First thing first, we will import the basic libraries we need. 

*Note that we will import also `pandas` even though we have not really learned much abotu this library yet. This is because we will used some of its functionality to copy data from online.*

In [1]:
import numpy as np
import matplotlib.pyplot as plt
import pandas as pd

### Simulating the height of USA presidents

Imagine being asked to guess the height of the next president of the USA. How would you go about it if you were a data scientists? Can we use existing data to make an educated guess?

Wikipedia offers a table with the records of the height of all presidents. You can find the [table here](https://en.wikipedia.org/wiki/Heights_of_presidents_and_presidential_candidates_of_the_United_States). 

The tallest president elected to office (Wikepedia reports) was Abraham Lincoln with a height of `6 ft 3+3⁄4 in` (or `192.4 cm`). The shortest president elected to office was James Madison with a height of `5 ft 4 in` or `163 cm`).

Our goal is to try to generate a sensible (believable) height of future presidets. How can we do that? How can we predict the height of future presidents? 

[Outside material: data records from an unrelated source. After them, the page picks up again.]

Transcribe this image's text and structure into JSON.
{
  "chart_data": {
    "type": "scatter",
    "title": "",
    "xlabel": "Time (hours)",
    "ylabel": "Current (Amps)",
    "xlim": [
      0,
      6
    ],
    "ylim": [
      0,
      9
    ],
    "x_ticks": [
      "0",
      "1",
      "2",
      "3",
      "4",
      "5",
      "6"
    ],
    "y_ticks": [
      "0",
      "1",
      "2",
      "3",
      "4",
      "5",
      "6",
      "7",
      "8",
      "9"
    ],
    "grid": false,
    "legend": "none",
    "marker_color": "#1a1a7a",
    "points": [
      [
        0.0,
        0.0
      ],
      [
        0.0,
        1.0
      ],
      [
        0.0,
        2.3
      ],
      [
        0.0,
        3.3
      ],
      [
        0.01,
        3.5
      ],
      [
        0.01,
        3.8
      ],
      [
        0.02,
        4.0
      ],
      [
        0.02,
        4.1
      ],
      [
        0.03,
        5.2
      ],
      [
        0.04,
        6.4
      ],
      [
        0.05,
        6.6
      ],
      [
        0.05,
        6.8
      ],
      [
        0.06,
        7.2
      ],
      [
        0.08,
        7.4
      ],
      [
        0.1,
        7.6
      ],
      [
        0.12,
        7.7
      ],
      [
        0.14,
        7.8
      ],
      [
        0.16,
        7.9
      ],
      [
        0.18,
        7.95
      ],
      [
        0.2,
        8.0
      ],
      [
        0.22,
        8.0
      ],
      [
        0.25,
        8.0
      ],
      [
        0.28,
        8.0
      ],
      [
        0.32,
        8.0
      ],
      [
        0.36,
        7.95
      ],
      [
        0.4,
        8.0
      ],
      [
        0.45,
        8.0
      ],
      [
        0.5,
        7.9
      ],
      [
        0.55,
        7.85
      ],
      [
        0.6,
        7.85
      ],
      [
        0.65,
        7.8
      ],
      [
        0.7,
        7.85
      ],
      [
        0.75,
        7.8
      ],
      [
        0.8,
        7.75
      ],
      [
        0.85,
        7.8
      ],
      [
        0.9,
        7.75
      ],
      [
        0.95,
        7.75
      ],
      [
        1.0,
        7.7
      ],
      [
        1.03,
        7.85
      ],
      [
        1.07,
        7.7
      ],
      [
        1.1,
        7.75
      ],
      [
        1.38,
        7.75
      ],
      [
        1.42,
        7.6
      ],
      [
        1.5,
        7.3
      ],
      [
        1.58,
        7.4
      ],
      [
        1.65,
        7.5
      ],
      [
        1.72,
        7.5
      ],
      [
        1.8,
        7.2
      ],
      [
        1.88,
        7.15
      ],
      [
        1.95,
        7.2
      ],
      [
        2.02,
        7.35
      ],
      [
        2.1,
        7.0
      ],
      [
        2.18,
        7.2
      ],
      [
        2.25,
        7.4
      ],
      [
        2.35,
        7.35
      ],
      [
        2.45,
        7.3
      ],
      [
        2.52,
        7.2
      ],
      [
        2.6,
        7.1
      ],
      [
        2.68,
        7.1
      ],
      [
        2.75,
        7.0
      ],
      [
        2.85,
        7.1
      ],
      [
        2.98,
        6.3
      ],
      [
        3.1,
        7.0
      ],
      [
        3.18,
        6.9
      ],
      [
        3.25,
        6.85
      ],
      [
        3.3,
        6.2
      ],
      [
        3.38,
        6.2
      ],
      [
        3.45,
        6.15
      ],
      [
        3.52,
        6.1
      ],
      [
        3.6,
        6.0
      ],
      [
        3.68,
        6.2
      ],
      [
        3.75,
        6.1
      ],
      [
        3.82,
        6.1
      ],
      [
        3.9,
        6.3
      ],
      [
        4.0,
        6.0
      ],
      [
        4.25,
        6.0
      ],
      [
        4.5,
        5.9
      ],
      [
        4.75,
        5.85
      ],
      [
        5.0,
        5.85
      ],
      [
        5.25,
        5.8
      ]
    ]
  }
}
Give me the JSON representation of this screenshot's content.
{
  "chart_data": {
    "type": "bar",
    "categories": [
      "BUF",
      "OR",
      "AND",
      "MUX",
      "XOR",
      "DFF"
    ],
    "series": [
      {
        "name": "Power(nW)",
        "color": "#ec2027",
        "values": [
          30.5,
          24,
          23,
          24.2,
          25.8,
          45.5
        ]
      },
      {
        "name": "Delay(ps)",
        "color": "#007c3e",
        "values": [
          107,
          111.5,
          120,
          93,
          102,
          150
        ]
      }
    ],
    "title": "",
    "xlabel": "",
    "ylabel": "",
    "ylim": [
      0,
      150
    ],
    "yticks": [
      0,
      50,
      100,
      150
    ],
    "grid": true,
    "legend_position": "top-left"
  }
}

One approach could be to use the past to predict the future. So, to do that, we could use the height of the previous presidents as an educated guess for the height of the future presidents (this is not perfect ebcause there might be changes over time to the average height of human populations, see [this article for example](https://en.wikipedia.org/wiki/Human_height)). 

Although not perfect, we can use the distribution of height of the past presidents to make a prediction of the future president's height. Let' take a dive on how we can do this.

### Web scraping 

First of all, we will want to capture some data from the web, this is called [Web scraping](https://en.wikipedia.org/wiki/Web_scraping).

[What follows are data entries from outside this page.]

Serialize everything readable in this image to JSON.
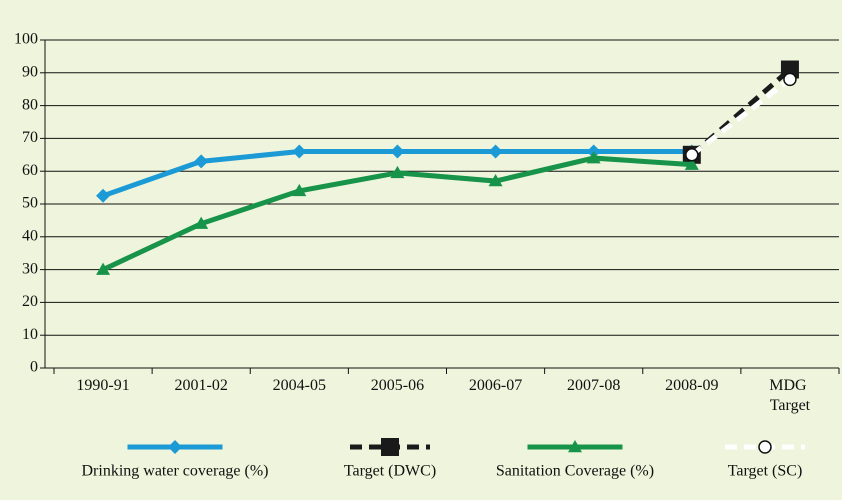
{
  "chart_data": {
    "type": "line",
    "categories": [
      "1990-91",
      "2001-02",
      "2004-05",
      "2005-06",
      "2006-07",
      "2007-08",
      "2008-09",
      "MDG Target"
    ],
    "series": [
      {
        "name": "Drinking water coverage (%)",
        "color": "#1b9ad6",
        "marker": "diamond",
        "dashed": false,
        "values": [
          52.5,
          63,
          66,
          66,
          66,
          66,
          66,
          null
        ]
      },
      {
        "name": "Target (DWC)",
        "color": "#1a1a1a",
        "marker": "square",
        "dashed": true,
        "values": [
          null,
          null,
          null,
          null,
          null,
          null,
          65,
          91
        ]
      },
      {
        "name": "Sanitation Coverage (%)",
        "color": "#17934a",
        "marker": "triangle",
        "dashed": false,
        "values": [
          30,
          44,
          54,
          59.5,
          57,
          64,
          62,
          null
        ]
      },
      {
        "name": "Target (SC)",
        "color": "#ffffff",
        "marker": "circle",
        "dashed": true,
        "values": [
          null,
          null,
          null,
          null,
          null,
          null,
          65,
          88
        ]
      }
    ],
    "ylim": [
      0,
      100
    ],
    "yticks": [
      0,
      10,
      20,
      30,
      40,
      50,
      60,
      70,
      80,
      90,
      100
    ],
    "grid": true,
    "legend": "bottom"
  }
}
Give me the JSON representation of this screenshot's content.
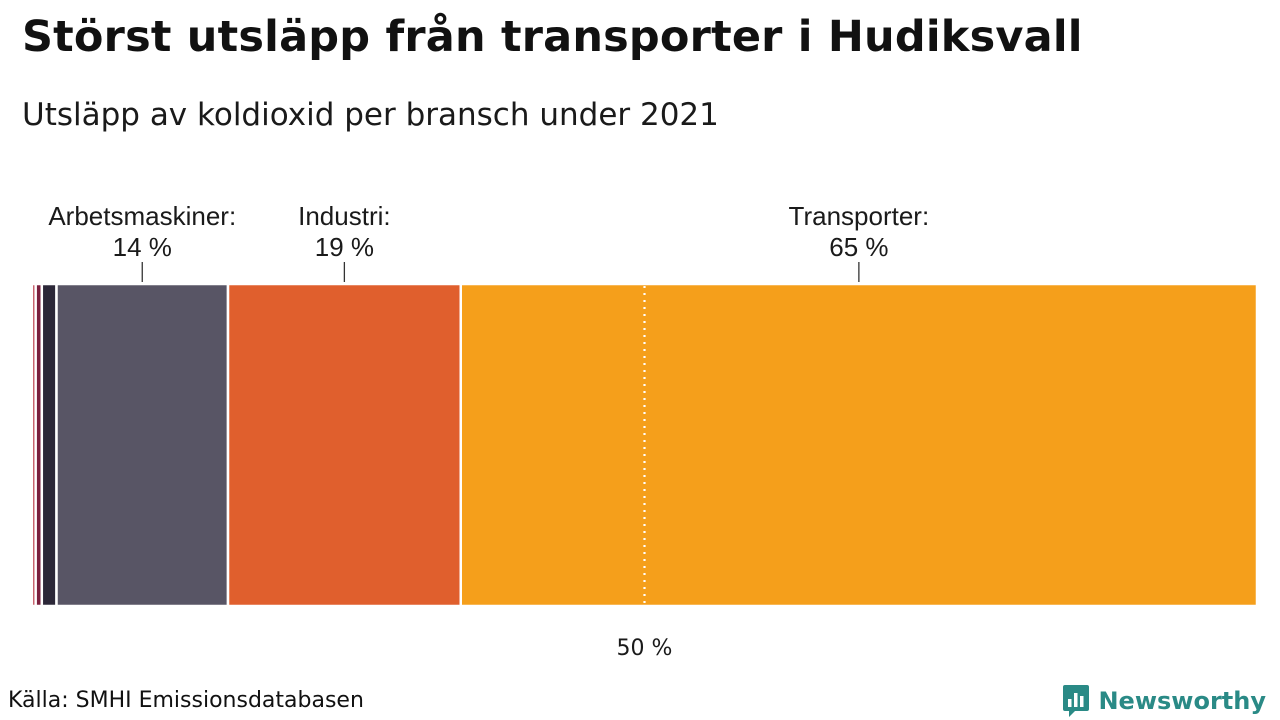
{
  "header": {
    "title": "Störst utsläpp från transporter i Hudiksvall",
    "subtitle": "Utsläpp av koldioxid per bransch under 2021"
  },
  "footer": {
    "source": "Källa: SMHI Emissionsdatabasen",
    "brand": "Newsworthy"
  },
  "colors": {
    "brand": "#2a8a86"
  },
  "chart_data": {
    "type": "bar",
    "orientation": "horizontal-stacked-100",
    "title": "Störst utsläpp från transporter i Hudiksvall",
    "subtitle": "Utsläpp av koldioxid per bransch under 2021",
    "unit": "%",
    "xlim": [
      0,
      100
    ],
    "reference_line": {
      "value": 50,
      "label": "50 %",
      "style": "dotted"
    },
    "segments": [
      {
        "name": "",
        "value": 0.3,
        "color": "#b5313f",
        "label": "",
        "value_label": ""
      },
      {
        "name": "",
        "value": 0.5,
        "color": "#7a1f3d",
        "label": "",
        "value_label": ""
      },
      {
        "name": "",
        "value": 1.2,
        "color": "#2c2838",
        "label": "",
        "value_label": ""
      },
      {
        "name": "Arbetsmaskiner",
        "value": 14,
        "color": "#585565",
        "label": "Arbetsmaskiner:",
        "value_label": "14 %"
      },
      {
        "name": "Industri",
        "value": 19,
        "color": "#e05f2d",
        "label": "Industri:",
        "value_label": "19 %"
      },
      {
        "name": "Transporter",
        "value": 65,
        "color": "#f59f1b",
        "label": "Transporter:",
        "value_label": "65 %"
      }
    ]
  }
}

Our web scraping will be limited, we will want to copy the data from the [table in this Wikipedia article](https://en.wikipedia.org/wiki/Heights_of_presidents_and_presidential_candidates_of_the_United_States). 

To do so, we can use `pandas` `read_clipboard` to read the entire table of data into a pandas dataframe. 

Please select and copy to clipboard the table found on [this wikipedia article](https://en.wikipedia.org/wiki/Heights_of_presidents_and_presidential_candidates_of_the_United_States) You might remember that we have used `read_clipboard()` in a previous tutorial:

In [2]:
presidents_heights = pd.read_clipboard()




EmptyDataError: No columns to parse from file

OK, if no errors were displayed, somehting should have happened(if errors were displayed, please make sure to have selected the table and only the table from the Wikipedia article). 

Next, let's take a look at the top and bottom 5 rows of the `pandas` `data frame` the copy operation should have created. We can use the methods `.head()` and `.tail()` respectively:

In [None]:
presidents_heights.head()

In [None]:
presidents_heights.tail() # bottom 5 rows

Our main goal is to study and use the distribution of heights of the past presidents, and se that distribution as a model for the future presidents.

For example, the most basic thing we can do is to use the mean of the previosu rpesidents as a predictor of the likely height of the enxt president. That seems sensible, doesn't it?

Before we do that we would like to plot the data, to plot the distribution of heights, and that plot would be something like histogram plot. `pyplot` has a method called [`hist`](https://matplotlib.org/stable/api/_as_gen/matplotlib.pyplot.hist.html), we can use that, but as it turns out the data we will need to be prepared before we can use that. So let's do that first, get the data we need, and only the data we need out of the full table. 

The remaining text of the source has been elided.